An increasingly diverse set of clients drove Q4 tech platform revenue 13% higher year over year to $97 million. Financial services and technology contributed a combined 38% of total revenue in 2023. In 2024, the company expects these rapidly growing segments to contribute roughly half of total revenue.

Person looking at charts on a laptop.

Image source: Getty Images.

A buy now?

SoFi increased its tangible book value by $334 million last year, to $3.5 billion at the moment. With rapidly growing revenue from lending, financial services, and its tech platform, SoFi is confident that its tangible book value will expand by $300 million to $500 million this year.

At the moment, SoFi shares are trading for roughly 2.1 times the midpoint of the bank's predicted tangible book value at the end of 2024. For comparison, shares of JPMorgan, America's largest bank by book value, currently trade for 2.15 times its current tangible book value.

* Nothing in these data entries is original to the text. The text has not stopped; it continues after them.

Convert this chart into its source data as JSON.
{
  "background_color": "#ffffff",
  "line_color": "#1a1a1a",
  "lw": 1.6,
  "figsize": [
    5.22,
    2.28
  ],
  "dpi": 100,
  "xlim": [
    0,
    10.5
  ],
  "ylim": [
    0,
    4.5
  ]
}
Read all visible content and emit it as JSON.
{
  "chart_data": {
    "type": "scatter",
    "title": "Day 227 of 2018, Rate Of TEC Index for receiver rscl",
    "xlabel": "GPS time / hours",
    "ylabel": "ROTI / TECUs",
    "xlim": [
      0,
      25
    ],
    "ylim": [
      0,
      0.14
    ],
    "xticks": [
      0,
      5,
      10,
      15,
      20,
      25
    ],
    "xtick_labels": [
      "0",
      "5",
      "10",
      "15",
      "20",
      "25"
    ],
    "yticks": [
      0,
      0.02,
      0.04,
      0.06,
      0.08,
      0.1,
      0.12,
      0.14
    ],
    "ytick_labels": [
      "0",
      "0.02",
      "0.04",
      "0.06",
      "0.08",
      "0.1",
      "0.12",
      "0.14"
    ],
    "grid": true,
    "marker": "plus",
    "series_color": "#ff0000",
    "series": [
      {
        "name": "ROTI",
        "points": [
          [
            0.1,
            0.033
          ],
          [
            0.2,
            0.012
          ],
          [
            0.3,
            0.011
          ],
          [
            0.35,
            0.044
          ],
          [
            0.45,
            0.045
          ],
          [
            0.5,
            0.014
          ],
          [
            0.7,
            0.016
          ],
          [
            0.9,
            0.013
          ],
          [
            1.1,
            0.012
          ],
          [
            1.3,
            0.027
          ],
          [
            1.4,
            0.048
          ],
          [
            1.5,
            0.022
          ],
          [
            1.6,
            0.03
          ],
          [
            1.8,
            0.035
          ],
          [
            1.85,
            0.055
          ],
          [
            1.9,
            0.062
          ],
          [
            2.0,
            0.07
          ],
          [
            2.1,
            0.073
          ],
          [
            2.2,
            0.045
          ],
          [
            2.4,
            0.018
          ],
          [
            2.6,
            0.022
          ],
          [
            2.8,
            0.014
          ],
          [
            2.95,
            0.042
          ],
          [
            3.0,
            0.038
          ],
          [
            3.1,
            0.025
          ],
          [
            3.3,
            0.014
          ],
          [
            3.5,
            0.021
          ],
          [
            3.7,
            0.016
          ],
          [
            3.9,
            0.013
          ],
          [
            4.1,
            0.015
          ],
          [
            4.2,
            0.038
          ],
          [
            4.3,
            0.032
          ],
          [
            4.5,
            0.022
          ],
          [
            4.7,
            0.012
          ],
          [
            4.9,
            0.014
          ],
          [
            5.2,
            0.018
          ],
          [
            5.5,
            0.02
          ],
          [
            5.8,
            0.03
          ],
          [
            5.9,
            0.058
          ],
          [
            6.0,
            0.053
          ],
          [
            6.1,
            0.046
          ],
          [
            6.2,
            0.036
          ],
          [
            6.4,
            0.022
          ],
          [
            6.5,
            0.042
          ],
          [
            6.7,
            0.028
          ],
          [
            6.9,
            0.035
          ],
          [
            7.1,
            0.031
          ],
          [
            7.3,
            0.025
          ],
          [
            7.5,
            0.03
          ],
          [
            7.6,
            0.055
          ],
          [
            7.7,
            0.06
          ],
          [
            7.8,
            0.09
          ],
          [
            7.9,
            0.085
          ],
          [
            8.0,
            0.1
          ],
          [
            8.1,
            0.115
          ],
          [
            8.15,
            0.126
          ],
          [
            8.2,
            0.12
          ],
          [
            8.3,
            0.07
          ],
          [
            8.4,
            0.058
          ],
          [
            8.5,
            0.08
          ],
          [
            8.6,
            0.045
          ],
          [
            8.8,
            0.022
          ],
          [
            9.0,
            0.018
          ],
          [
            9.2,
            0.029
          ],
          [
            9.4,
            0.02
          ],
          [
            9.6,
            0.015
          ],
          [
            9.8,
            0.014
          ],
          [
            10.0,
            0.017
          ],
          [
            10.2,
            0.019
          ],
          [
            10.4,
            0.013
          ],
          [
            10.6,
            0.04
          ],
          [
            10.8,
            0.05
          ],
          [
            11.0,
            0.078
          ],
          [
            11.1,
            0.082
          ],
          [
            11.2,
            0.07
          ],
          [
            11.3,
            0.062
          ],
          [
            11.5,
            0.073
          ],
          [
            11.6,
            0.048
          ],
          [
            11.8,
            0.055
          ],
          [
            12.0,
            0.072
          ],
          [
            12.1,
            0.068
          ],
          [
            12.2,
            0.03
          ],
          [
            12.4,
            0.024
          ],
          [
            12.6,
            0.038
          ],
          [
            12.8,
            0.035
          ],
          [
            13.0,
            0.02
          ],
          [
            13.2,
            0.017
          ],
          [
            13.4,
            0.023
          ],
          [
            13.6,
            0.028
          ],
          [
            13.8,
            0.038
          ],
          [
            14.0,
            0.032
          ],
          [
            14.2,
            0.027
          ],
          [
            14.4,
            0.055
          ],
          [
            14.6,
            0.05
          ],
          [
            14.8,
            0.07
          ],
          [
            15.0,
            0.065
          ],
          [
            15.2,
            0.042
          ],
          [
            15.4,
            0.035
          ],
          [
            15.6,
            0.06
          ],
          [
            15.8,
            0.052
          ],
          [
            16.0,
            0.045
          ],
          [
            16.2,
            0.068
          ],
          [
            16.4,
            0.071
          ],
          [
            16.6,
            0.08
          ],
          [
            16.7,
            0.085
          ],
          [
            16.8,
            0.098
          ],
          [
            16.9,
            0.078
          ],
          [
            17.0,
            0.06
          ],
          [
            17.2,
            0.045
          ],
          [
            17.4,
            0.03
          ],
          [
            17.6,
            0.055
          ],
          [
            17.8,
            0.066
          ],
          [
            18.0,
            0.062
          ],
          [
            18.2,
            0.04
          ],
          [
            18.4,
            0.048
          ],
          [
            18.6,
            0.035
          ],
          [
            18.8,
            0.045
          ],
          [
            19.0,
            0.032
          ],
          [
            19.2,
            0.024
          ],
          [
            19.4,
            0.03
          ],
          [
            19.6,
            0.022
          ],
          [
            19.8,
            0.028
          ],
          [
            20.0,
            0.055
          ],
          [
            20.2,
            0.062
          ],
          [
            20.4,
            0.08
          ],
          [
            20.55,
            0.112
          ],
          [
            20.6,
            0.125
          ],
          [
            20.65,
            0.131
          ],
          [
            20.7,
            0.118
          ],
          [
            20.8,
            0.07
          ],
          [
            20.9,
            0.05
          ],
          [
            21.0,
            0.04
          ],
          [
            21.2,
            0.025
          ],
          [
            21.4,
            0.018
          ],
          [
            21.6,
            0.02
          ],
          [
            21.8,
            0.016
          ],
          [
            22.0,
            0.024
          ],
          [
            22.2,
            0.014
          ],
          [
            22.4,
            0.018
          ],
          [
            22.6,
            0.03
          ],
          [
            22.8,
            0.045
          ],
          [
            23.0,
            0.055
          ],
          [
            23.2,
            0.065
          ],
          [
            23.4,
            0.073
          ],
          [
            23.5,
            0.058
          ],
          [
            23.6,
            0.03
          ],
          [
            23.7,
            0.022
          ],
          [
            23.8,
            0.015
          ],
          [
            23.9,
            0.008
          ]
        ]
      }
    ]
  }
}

JPMorgan is a fine bank, but it isn't growing its membership roster by double-digit annual percentages. SoFi looks like a bargain in comparison, but the stock isn't appropriate for every investor's risk tolerance level. If you're nearing retirement or retired already, you're probably better off investing in one of the more established banks that SoFi competes with.

SoFi is intent on becoming a top 10 financial institution. At its current pace of membership growth, this could happen in about a decade and make today's shareholders much wealthier in the process. Despite its recent run-up, this is still a good stock for relatively young investors with a higher tolerance for risk to buy.